Os prédios das unidades precisam, por lei, de obras de acessibilidade. A ASPF se comprometeu a realizá-las diante do Ministério Público e da Secretaria de Municipal de Assistência e Desenvolvimento Social, em resposta ao processo aberto pelas famílias do CCA Gracinha, e manteve essa promessa por anos, alimentando assim a esperança de que as obras seriam realizadas e que o serviço continuaria.
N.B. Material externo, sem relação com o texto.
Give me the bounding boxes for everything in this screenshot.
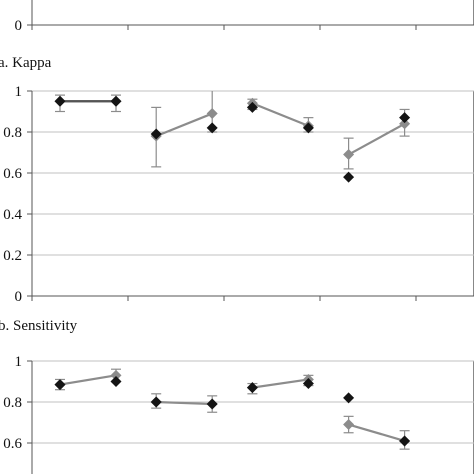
kappa-gray-point-3-1 [399, 118, 411, 130]
kappa-black-point-0-1 [110, 95, 122, 107]
sens-black-point-2-1 [302, 378, 314, 390]
kappa-gray-line-3 [348, 122, 406, 156]
sens-gray-line-1 [156, 400, 213, 406]
kappa-gray-point-3-0 [343, 149, 355, 161]
kappa-black-point-3-0 [343, 171, 355, 183]
kappa-black-point-1-0 [150, 128, 162, 140]
sens-black-point-0-1 [110, 376, 122, 387]
sens-black-point-1-0 [150, 396, 162, 408]
kappa-chart: 0 0.2 0.4 0.6 0.8 1 [3, 84, 474, 305]
kappa-gray-line-2 [251, 102, 309, 127]
kappa-black-point-0-0 [54, 95, 66, 107]
kappa-ytick-label-2: 0.4 [3, 207, 22, 223]
sens-ytick-label-0: 0.6 [3, 436, 22, 452]
kappa-ytick-label-0: 0 [15, 289, 23, 305]
sens-gray-line-0 [59, 374, 117, 386]
kappa-ytick-label-3: 0.6 [3, 166, 22, 182]
kappa-gray-point-1-1 [206, 108, 218, 120]
kappa-black-point-2-0 [246, 101, 258, 113]
kappa-black-point-3-1 [399, 112, 411, 124]
sens-gray-point-3-0 [343, 419, 355, 431]
panel-top-chart: 0 [15, 0, 474, 34]
sens-black-point-2-0 [246, 382, 258, 394]
sens-black-point-3-1 [399, 435, 411, 447]
kappa-caption: a. Kappa [0, 55, 52, 71]
sensitivity-caption: b. Sensitivity [0, 318, 78, 334]
kappa-ytick-label-5: 1 [15, 84, 23, 100]
sensitivity-chart: 0.6 0.8 1 [3, 354, 474, 474]
sens-gray-line-2 [252, 378, 309, 389]
sens-gray-point-0-1 [110, 369, 122, 381]
sens-ytick-label-2: 1 [15, 354, 23, 370]
sens-black-point-1-1 [206, 398, 218, 410]
kappa-ytick-label-4: 0.8 [3, 125, 22, 141]
kappa-gray-line-1 [155, 112, 213, 138]
kappa-black-point-2-1 [302, 122, 314, 134]
sens-ytick-label-1: 0.8 [3, 395, 22, 411]
sens-black-point-0-0 [54, 379, 66, 391]
sens-gray-line-3 [348, 423, 405, 443]
kappa-ytick-label-1: 0.2 [3, 248, 22, 264]
top-ytick-label-0: 0 [15, 18, 23, 34]
kappa-black-point-1-1 [206, 122, 218, 134]
sens-black-point-3-0 [343, 392, 355, 404]
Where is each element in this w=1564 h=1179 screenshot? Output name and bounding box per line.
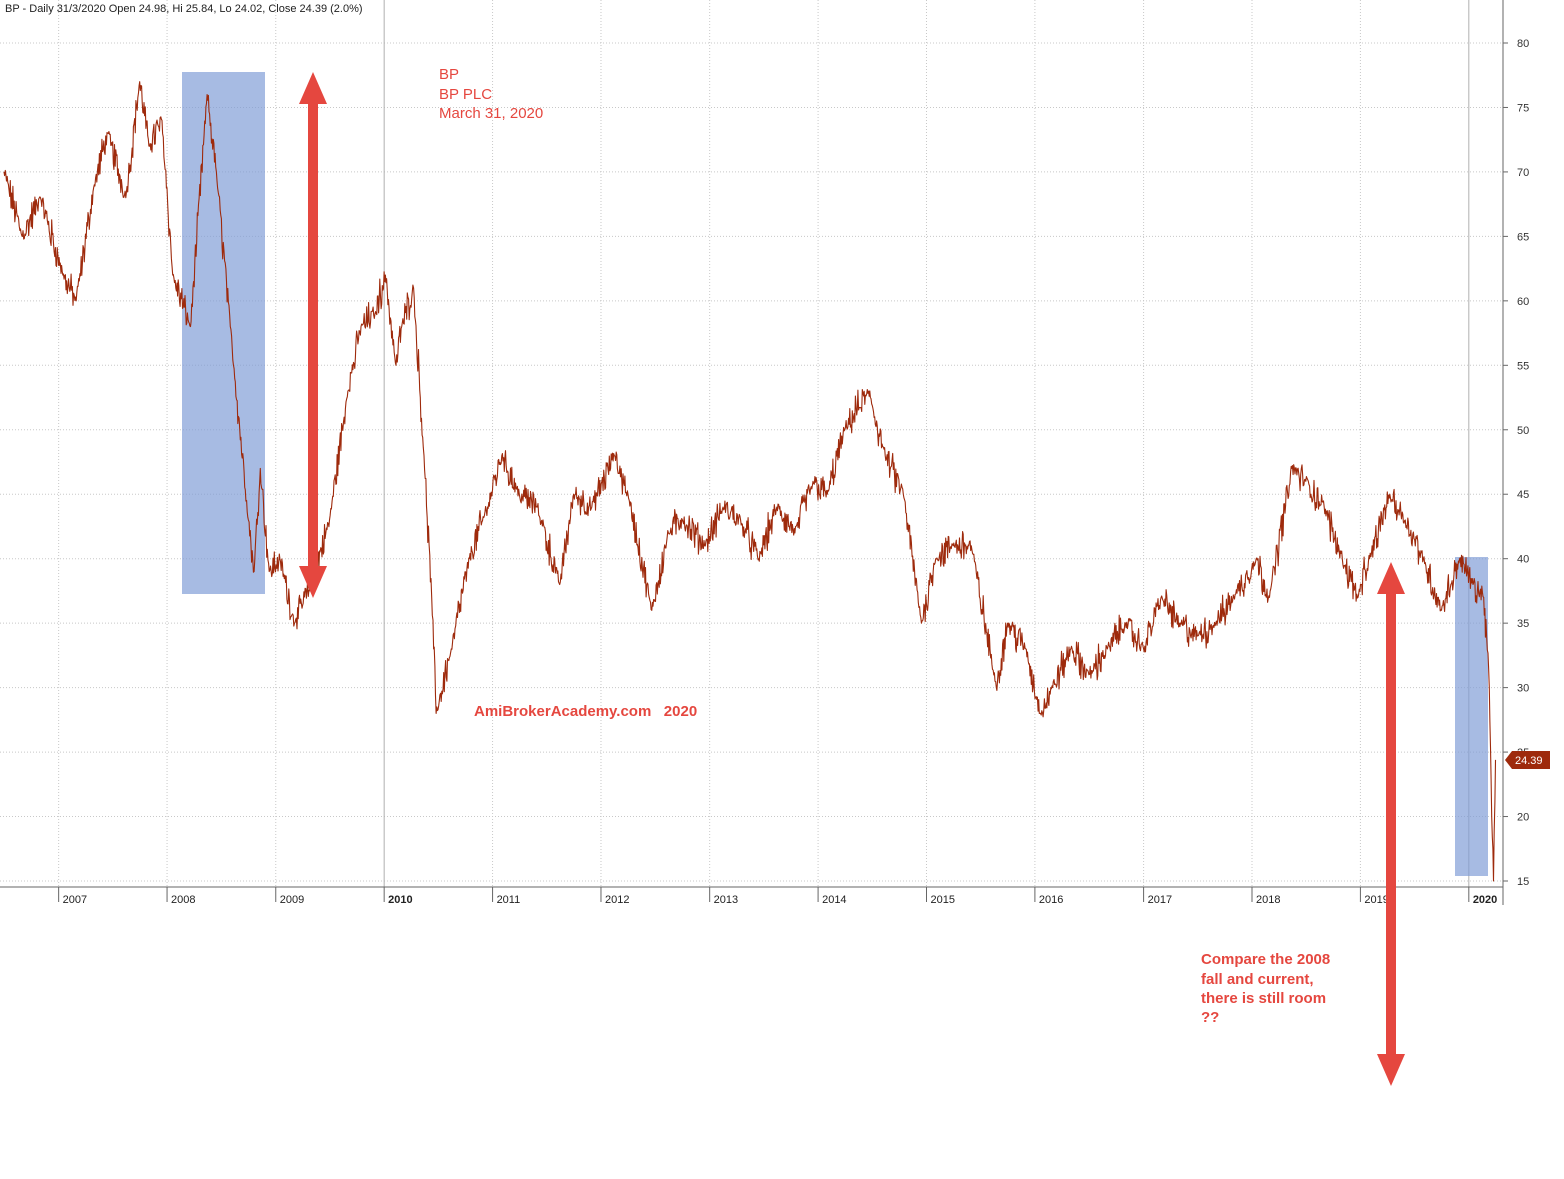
comment-line-1: Compare the 2008 — [1201, 951, 1330, 968]
arrow-2008-shaft — [308, 96, 318, 574]
y-tick-label: 20 — [1517, 812, 1529, 824]
y-tick-label: 50 — [1517, 425, 1529, 437]
annotation-company: BP PLC — [439, 86, 492, 103]
y-tick-label: 55 — [1517, 360, 1529, 372]
last-price-tag — [1505, 750, 1550, 769]
highlight-2008-fall — [182, 72, 265, 594]
x-tick-label: 2009 — [280, 894, 304, 906]
x-tick-label: 2020 — [1473, 894, 1497, 906]
x-tick-label: 2007 — [63, 894, 87, 906]
y-tick-label: 45 — [1517, 489, 1529, 501]
y-tick-label: 65 — [1517, 231, 1529, 243]
arrow-2020-head-down — [1377, 1054, 1405, 1086]
comment-line-3: there is still room — [1201, 990, 1326, 1007]
last-price-label: 24.39 — [1515, 755, 1543, 767]
x-tick-label: 2014 — [822, 894, 846, 906]
arrow-2008-range — [299, 72, 327, 598]
y-tick-label: 75 — [1517, 102, 1529, 114]
price-series — [3, 81, 1497, 882]
x-tick-label: 2018 — [1256, 894, 1280, 906]
highlight-2020-fall — [1455, 557, 1488, 876]
y-tick-label: 15 — [1517, 876, 1529, 888]
y-tick-label: 60 — [1517, 296, 1529, 308]
x-tick-label: 2012 — [605, 894, 629, 906]
annotation-date: March 31, 2020 — [439, 105, 543, 122]
highlight-boxes — [182, 72, 1488, 876]
arrow-2008-head-down — [299, 566, 327, 598]
last-price-marker: 24.39 — [1505, 750, 1550, 769]
y-tick-label: 70 — [1517, 167, 1529, 179]
comment-line-2: fall and current, — [1201, 971, 1314, 988]
y-tick-label: 80 — [1517, 38, 1529, 50]
grid-lines — [0, 0, 1503, 887]
comment-line-4: ?? — [1201, 1009, 1219, 1026]
x-tick-label: 2013 — [714, 894, 738, 906]
x-tick-label: 2019 — [1364, 894, 1388, 906]
price-line — [3, 81, 1497, 882]
arrow-2020-head-up — [1377, 562, 1405, 594]
chart-header: BP - Daily 31/3/2020 Open 24.98, Hi 25.8… — [5, 3, 363, 15]
x-tick-label: 2015 — [930, 894, 954, 906]
x-axis-ticks: 2007 2008 2009 2010 2011 2012 2013 2014 2015 2016… — [58, 887, 1497, 906]
annotation-ticker: BP — [439, 66, 459, 83]
arrow-2020-range — [1377, 562, 1405, 1086]
watermark: AmiBrokerAcademy.com 2020 — [474, 703, 697, 720]
x-tick-label: 2016 — [1039, 894, 1063, 906]
arrow-2020-shaft — [1386, 586, 1396, 1060]
y-tick-label: 40 — [1517, 554, 1529, 566]
x-tick-label: 2008 — [171, 894, 195, 906]
y-tick-label: 35 — [1517, 618, 1529, 630]
x-tick-label: 2011 — [497, 894, 521, 906]
x-tick-label: 2017 — [1148, 894, 1172, 906]
arrow-2008-head-up — [299, 72, 327, 104]
x-tick-label: 2010 — [388, 894, 412, 906]
y-tick-label: 30 — [1517, 683, 1529, 695]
Agora, em meio a uma crise socioeconômica e uma pandemia sem previsão de fim, a instituição alega motivos financeiros para o fechamento das unidades, mas não apresenta os detalhes orçamentários que a levaram a tal decisão e nem esclarece as dúvidas relativas ao tema.
A continuidade dos serviços não só é necessária, mas obrigação do poder público, pois entende-se que, com o fechamento dos Centros, as vítimas estão sendo duplamente punidas: os vínculos construídos estão na iminência de serem rompidos e, mais importante, não estão sendo garantidos direitos essenciais às crianças e aos adolescentes, às famílias e à comunidade.
Por isso, é direito e prioridade que os serviços continuem a ser oferecidos com a mesma e notória qualidade que os tornaram referência no território.